Decisioni di asset allocation che, come spiega nell’articolo Investimenti, strategie chiare costruite intorno al cliente Paola Pallotta, managing director di Capital Group, devono concentrarsi sulle esigenze del cliente proponendo soluzioni semplici ma efficienti. E un’esigenza che non tramonta mai è quella di avere un rendimento aggiuntivo, che sia per integrare lo stipendio o la pensione oppure per finanziare gli studi dei figli. Secondo l’esperta un’area dove è possibile pescare opportunità è quella dei Paesi in via di sviluppo. E quando si parla di mercati emergenti Capital Group – che nel 1986 ha lanciato per conto della Banca Mondiale il primo fondo azionario sui mercati emergenti – è una voce da ascoltare. “Secondo noi ora gli emergenti sono estremamente interessanti, anche grazie ai miglioramenti su governance e trasparenza che le aziende stanno perseguendo”, sottolinea Pallotta. La soluzione di Capital Group in questo ambito si chiama New World Fund, che si differenzia per il focus dei gestori non sulla domiciliazione delle aziende ma sulla provenienza dei ricavi. Un esempio pratico che si inserisce anche nel dibattito attivo/passivo: “Investire sul settore farmaceutico dei mercati emergenti è un’ottima idea, ma se si sceglie uno strumento passivo si rischia di comprare aziende costose, con scarsi margini di crescita e soprattutto si aumenta la concentrazione dell’investimento. Molto meglio guardare ad aziende i cui ricavi arrivano dagli Emergenti, ma non sono necessariamente situate in quell’area”, specifica Pallotta.
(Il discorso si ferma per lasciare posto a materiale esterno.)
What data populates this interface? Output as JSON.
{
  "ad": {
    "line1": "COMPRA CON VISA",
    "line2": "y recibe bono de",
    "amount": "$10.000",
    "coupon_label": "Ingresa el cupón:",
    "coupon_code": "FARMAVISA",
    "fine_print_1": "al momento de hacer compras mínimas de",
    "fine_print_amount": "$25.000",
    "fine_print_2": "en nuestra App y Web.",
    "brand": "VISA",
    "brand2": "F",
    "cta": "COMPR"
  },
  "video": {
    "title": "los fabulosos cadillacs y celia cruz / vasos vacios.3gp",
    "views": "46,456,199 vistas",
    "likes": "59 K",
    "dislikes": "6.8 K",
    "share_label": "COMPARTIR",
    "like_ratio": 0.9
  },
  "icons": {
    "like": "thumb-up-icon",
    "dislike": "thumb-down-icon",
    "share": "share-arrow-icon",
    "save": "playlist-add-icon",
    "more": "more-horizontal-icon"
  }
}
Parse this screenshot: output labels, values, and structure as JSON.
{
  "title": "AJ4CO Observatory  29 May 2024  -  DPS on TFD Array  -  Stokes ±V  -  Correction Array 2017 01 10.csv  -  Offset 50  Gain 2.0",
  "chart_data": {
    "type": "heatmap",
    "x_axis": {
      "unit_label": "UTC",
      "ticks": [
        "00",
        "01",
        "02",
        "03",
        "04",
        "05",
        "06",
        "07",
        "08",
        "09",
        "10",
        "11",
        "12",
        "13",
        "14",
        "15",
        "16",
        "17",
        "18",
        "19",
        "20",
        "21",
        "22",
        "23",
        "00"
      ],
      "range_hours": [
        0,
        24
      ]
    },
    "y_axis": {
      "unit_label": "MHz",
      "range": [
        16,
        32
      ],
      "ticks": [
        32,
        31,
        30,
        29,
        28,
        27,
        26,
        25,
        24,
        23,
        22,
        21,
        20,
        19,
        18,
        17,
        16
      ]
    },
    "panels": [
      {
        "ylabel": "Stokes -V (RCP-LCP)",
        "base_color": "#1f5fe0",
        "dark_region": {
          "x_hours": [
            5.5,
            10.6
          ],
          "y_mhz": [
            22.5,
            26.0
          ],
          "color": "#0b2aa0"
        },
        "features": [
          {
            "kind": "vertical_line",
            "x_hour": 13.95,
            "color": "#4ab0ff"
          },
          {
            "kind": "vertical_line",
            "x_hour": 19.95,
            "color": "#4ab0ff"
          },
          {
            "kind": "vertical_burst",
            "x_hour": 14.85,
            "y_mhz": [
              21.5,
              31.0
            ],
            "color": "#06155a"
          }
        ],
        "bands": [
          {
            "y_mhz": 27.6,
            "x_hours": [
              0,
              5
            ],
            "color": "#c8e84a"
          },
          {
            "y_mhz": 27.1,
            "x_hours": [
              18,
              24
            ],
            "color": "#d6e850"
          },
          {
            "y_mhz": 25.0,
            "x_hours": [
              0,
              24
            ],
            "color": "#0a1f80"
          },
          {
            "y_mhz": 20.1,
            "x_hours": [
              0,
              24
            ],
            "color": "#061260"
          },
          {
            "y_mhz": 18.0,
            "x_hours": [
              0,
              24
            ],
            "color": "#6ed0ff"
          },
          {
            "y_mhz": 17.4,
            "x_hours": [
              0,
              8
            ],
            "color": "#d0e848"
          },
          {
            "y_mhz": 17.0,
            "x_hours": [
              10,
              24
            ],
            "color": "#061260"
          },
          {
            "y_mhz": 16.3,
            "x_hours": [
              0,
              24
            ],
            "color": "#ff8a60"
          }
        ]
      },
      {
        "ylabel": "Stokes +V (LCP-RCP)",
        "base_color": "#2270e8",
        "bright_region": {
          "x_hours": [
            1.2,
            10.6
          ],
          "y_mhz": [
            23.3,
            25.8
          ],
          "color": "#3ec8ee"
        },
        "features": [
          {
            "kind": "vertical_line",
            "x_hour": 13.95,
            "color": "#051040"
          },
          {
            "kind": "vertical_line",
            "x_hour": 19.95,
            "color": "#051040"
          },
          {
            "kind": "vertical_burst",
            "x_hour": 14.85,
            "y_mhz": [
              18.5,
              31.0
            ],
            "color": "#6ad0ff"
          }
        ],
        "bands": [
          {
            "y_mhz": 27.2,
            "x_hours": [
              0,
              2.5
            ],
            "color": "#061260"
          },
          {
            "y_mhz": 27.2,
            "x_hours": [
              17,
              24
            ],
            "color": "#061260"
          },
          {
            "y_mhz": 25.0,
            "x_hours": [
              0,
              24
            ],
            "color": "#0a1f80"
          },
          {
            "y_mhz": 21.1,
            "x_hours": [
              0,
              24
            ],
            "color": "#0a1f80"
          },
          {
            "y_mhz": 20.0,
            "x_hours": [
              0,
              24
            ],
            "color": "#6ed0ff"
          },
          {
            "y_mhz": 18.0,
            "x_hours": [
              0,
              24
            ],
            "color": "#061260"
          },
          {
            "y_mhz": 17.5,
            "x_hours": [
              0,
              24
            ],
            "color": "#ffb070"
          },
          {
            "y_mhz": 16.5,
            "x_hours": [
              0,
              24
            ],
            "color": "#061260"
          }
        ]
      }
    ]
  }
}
LE AZIENDE UK NEL MIRINO DEI PRIVATE EQUITY

Un’altra area dove si annidano opportunità è quella segnalata da Sue Noffke, head of UK equities di Schroders, nell’articolo Brexit, opportunità al di là delle incertezze: l’azionario del Regno Unito. Le valutazioni ora potrebbero non essere più così depresse, dato che i mercati globali si sono mossi al rialzo nel 2019, dopo che le azioni delle banche centrali si sono dimostrate di supporto. L’esperta fa comunque notare come “negli ultimi tre mesi siano state presentate diverse offerte di private equity, alcune delle quali per aziende focalizzate sul mercato domestico. Dopo la fuga degli investitori, questi acquirenti hanno sfruttato le relative opportunità delle azioni britanniche a livello di valutazioni, la debolezza della sterlina e il finanziamento del debito a basso costo pronto per l’uso”. Tra le società target ci sono gli operatori di pub britannici Greene King ed EI Group, nonché BCA Marketplace, che possiede il portale WeBuyAnyCar.com. Il rendimento dell’equity britannico, sottolinea l’esperta, è stato più elevato rispetto a quello dell’azionario globale soltanto nel corso della recessione del 1991 e nel picco della bolla di tecnologia, media e telecomunicazioni (TMT). “In termini assoluti, il mercato azionario britannico al momento ha rendimenti attorno al 4,8% (MSCI UK Index, 30/08/2019). Un risultato molto positivo rispetto al rendimento medio degli ultimi 30 anni, attorno al 3,5%. Si tratta – aggiunge Noffke – di un dato particolarmente attraente se si considera che i tassi di interesse a livello globale e i rendimenti obbligazionari sembrano destinati a restare più bassi più a lungo”. Perché questi rendimenti possano tornare alla loro media di lungo termine, è necessario che il mercato salga o che arrivino notizie negative e che le società taglino le spese.